The book takes the perspective that banking transactions, especially lifestyle and electronic products/services, are very challenging to all parties – BSPs, regulators and, of course, BSUs. This applies even in the most advanced banking jurisdictions, such as the United States, Japan and the European Union; but particularly so to BSUs in the Nigerian jurisdiction. This is for two basic reasons. One is that banking did not begin organically in Nigeria. It began to meet colonial needs and has retained this elitist nature.
Consequently, most Nigerians have little clue about the transactions they are forced to make as banking becomes increasingly imperative, with even local medical bills having to be settled through BSPs.
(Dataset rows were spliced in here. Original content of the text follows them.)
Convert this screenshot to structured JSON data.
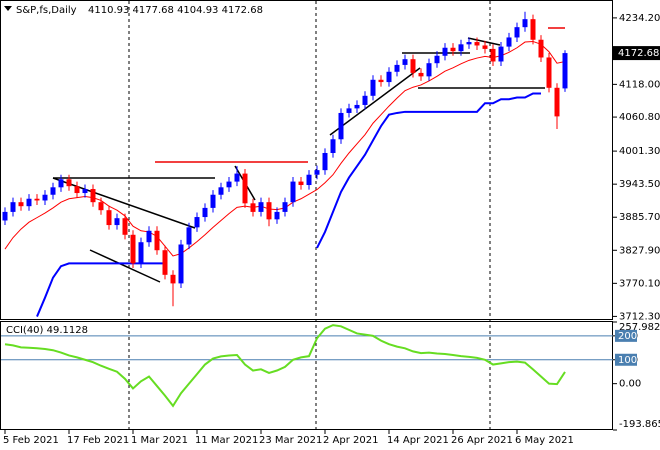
{
  "chart_data": {
    "type": "candlestick",
    "title": "S&P,fs,Daily",
    "header_values": "4110.93 4177.68 4104.93 4172.68",
    "categories": [
      "5 Feb 2021",
      null,
      null,
      null,
      null,
      null,
      null,
      null,
      "17 Feb 2021",
      null,
      null,
      null,
      null,
      null,
      null,
      null,
      "1 Mar 2021",
      null,
      null,
      null,
      null,
      null,
      null,
      null,
      "11 Mar 2021",
      null,
      null,
      null,
      null,
      null,
      null,
      null,
      "23 Mar 2021",
      null,
      null,
      null,
      null,
      null,
      null,
      null,
      "2 Apr 2021",
      null,
      null,
      null,
      null,
      null,
      null,
      null,
      "14 Apr 2021",
      null,
      null,
      null,
      null,
      null,
      null,
      null,
      "26 Apr 2021",
      null,
      null,
      null,
      null,
      null,
      null,
      null,
      "6 May 2021",
      null,
      null,
      null,
      null,
      null,
      null
    ],
    "open": [
      3880,
      3895,
      3912,
      3905,
      3918,
      3915,
      3925,
      3938,
      3952,
      3940,
      3928,
      3935,
      3912,
      3898,
      3872,
      3884,
      3855,
      3805,
      3842,
      3862,
      3828,
      3785,
      3770,
      3838,
      3868,
      3886,
      3902,
      3925,
      3938,
      3948,
      3962,
      3910,
      3895,
      3912,
      3882,
      3895,
      3912,
      3948,
      3942,
      3960,
      3968,
      3998,
      4022,
      4068,
      4076,
      4082,
      4098,
      4126,
      4122,
      4140,
      4152,
      4162,
      4138,
      4132,
      4155,
      4168,
      4182,
      4176,
      4188,
      4192,
      4186,
      4180,
      4158,
      4184,
      4200,
      4218,
      4232,
      4196,
      4165,
      4112,
      4110.93
    ],
    "high": [
      3903,
      3920,
      3920,
      3926,
      3926,
      3933,
      3946,
      3960,
      3960,
      3948,
      3943,
      3943,
      3920,
      3906,
      3892,
      3892,
      3863,
      3850,
      3870,
      3870,
      3836,
      3793,
      3846,
      3876,
      3894,
      3910,
      3933,
      3946,
      3956,
      3975,
      3970,
      3918,
      3920,
      3920,
      3903,
      3920,
      3956,
      3956,
      3968,
      3976,
      4006,
      4030,
      4076,
      4084,
      4090,
      4106,
      4134,
      4134,
      4148,
      4160,
      4170,
      4170,
      4146,
      4163,
      4176,
      4190,
      4190,
      4196,
      4200,
      4200,
      4194,
      4188,
      4192,
      4208,
      4226,
      4245,
      4240,
      4204,
      4173,
      4120,
      4177.68
    ],
    "low": [
      3872,
      3887,
      3897,
      3897,
      3907,
      3907,
      3917,
      3930,
      3932,
      3920,
      3920,
      3904,
      3890,
      3864,
      3864,
      3847,
      3797,
      3797,
      3834,
      3820,
      3777,
      3730,
      3762,
      3830,
      3860,
      3878,
      3894,
      3917,
      3930,
      3940,
      3902,
      3887,
      3887,
      3870,
      3874,
      3887,
      3904,
      3934,
      3934,
      3952,
      3960,
      3990,
      4014,
      4060,
      4068,
      4074,
      4090,
      4114,
      4114,
      4132,
      4144,
      4130,
      4124,
      4124,
      4147,
      4160,
      4168,
      4168,
      4180,
      4178,
      4172,
      4150,
      4150,
      4176,
      4192,
      4210,
      4188,
      4157,
      4104,
      4040,
      4104.93
    ],
    "close": [
      3895,
      3912,
      3905,
      3918,
      3915,
      3925,
      3938,
      3952,
      3940,
      3928,
      3935,
      3912,
      3898,
      3872,
      3884,
      3855,
      3805,
      3842,
      3862,
      3828,
      3785,
      3770,
      3838,
      3868,
      3886,
      3902,
      3925,
      3938,
      3948,
      3962,
      3910,
      3895,
      3912,
      3882,
      3895,
      3912,
      3948,
      3942,
      3960,
      3968,
      3998,
      4022,
      4068,
      4076,
      4082,
      4098,
      4126,
      4122,
      4140,
      4152,
      4162,
      4138,
      4132,
      4155,
      4168,
      4182,
      4176,
      4188,
      4192,
      4186,
      4180,
      4158,
      4184,
      4200,
      4218,
      4232,
      4196,
      4165,
      4112,
      4062,
      4172.68
    ],
    "up_color": "#0000ff",
    "down_color": "#ff0000",
    "series": [
      {
        "color": "#ff0000",
        "values": [
          3830,
          3850,
          3865,
          3877,
          3885,
          3893,
          3902,
          3912,
          3918,
          3920,
          3922,
          3920,
          3915,
          3905,
          3898,
          3888,
          3870,
          3862,
          3860,
          3852,
          3835,
          3818,
          3822,
          3832,
          3843,
          3855,
          3868,
          3880,
          3892,
          3903,
          3905,
          3903,
          3905,
          3900,
          3899,
          3902,
          3912,
          3918,
          3926,
          3934,
          3946,
          3960,
          3980,
          3998,
          4014,
          4030,
          4050,
          4065,
          4080,
          4094,
          4107,
          4113,
          4117,
          4124,
          4132,
          4141,
          4147,
          4154,
          4160,
          4164,
          4167,
          4165,
          4168,
          4174,
          4182,
          4192,
          4193,
          4188,
          4175,
          4155,
          4158
        ]
      },
      {
        "color": "#0000ff",
        "values": [
          null,
          null,
          null,
          null,
          3712,
          3745,
          3780,
          3800,
          3805,
          3805,
          3805,
          3805,
          3805,
          3805,
          3805,
          3805,
          3805,
          3805,
          3805,
          3805,
          3805,
          null,
          null,
          null,
          null,
          null,
          null,
          null,
          null,
          null,
          null,
          null,
          null,
          null,
          null,
          null,
          null,
          null,
          null,
          3832,
          3860,
          3895,
          3930,
          3955,
          3975,
          3995,
          4020,
          4045,
          4065,
          4068,
          4070,
          4070,
          4070,
          4070,
          4070,
          4070,
          4070,
          4070,
          4070,
          4070,
          4085,
          4085,
          4092,
          4092,
          4095,
          4095,
          4102,
          4102,
          null,
          null,
          null
        ]
      }
    ],
    "ylim": [
      3706,
      4262
    ],
    "yticks": [
      {
        "value": 3712.3,
        "label": "3712.30"
      },
      {
        "value": 3770.1,
        "label": "3770.10"
      },
      {
        "value": 3827.9,
        "label": "3827.90"
      },
      {
        "value": 3885.7,
        "label": "3885.70"
      },
      {
        "value": 3943.5,
        "label": "3943.50"
      },
      {
        "value": 4001.3,
        "label": "4001.30"
      },
      {
        "value": 4060.8,
        "label": "4060.80"
      },
      {
        "value": 4118,
        "label": "4118.00"
      },
      {
        "value": 4234.2,
        "label": "4234.20"
      }
    ],
    "last_price": 4172.68,
    "indicator": {
      "title": "CCI(40) 49.1128",
      "color": "#66dd22",
      "values": [
        165,
        160,
        152,
        150,
        148,
        145,
        140,
        130,
        118,
        110,
        100,
        90,
        75,
        62,
        50,
        20,
        -20,
        10,
        30,
        -10,
        -50,
        -93,
        -40,
        0,
        40,
        80,
        105,
        114,
        118,
        120,
        80,
        55,
        60,
        45,
        55,
        70,
        100,
        110,
        115,
        190,
        230,
        245,
        240,
        225,
        210,
        205,
        200,
        180,
        165,
        155,
        148,
        135,
        128,
        130,
        126,
        124,
        120,
        115,
        112,
        108,
        100,
        80,
        85,
        90,
        92,
        88,
        60,
        30,
        0,
        -2,
        49.1128
      ],
      "ylim": [
        -193.8653,
        257.9823
      ],
      "yticks": [
        -193.8653,
        {
          "value": 0,
          "label": "0.00"
        },
        100,
        200,
        257.9823
      ],
      "levels": [
        100,
        200
      ]
    }
  }
}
The other basic reason is that the industry’s underdevelopment, occasioned by several years of economic and political crises, have caused misalignment with international practices, which renders it difficult to navigate by nationals – corporate and individual – of developed banking jurisdictions operating in Nigeria.
The book’s 15 chapters make for a cohesive and compelling analysis. On the whole, after some two decades of stagnation, the Nigerian banking industry faces a resurgent future full of exciting opportunities. The BSU looks set to be spoilt for choice in delivery channels – ATMs, internet, etc, products/services, credit and other cards, private banking, among others, and financing mechanisms including lifestyle or consumer loans. Yet, in these exciting opportunities could lie bankruptcy and lifelong regrets. So, just as the exciting opportunities are detailed, the dark side of especially consumer credit is explained in chapter fourteen – The future.
About Rose Umoren
Miss Rose Umoren is President, Global Money Nigeria Limited, a firm of business research providers and consultants. Prior to this, Umoren worked for five years in banking as a senior management staffer in the Corporate Planning, Corporate & Investment Banking and Credit Risk Management functions. She has also been a practising journalist since 1979. Her first book, Economic Reforms and Nigeria’s Political Crisis, was published by Spectrum Books in 2001.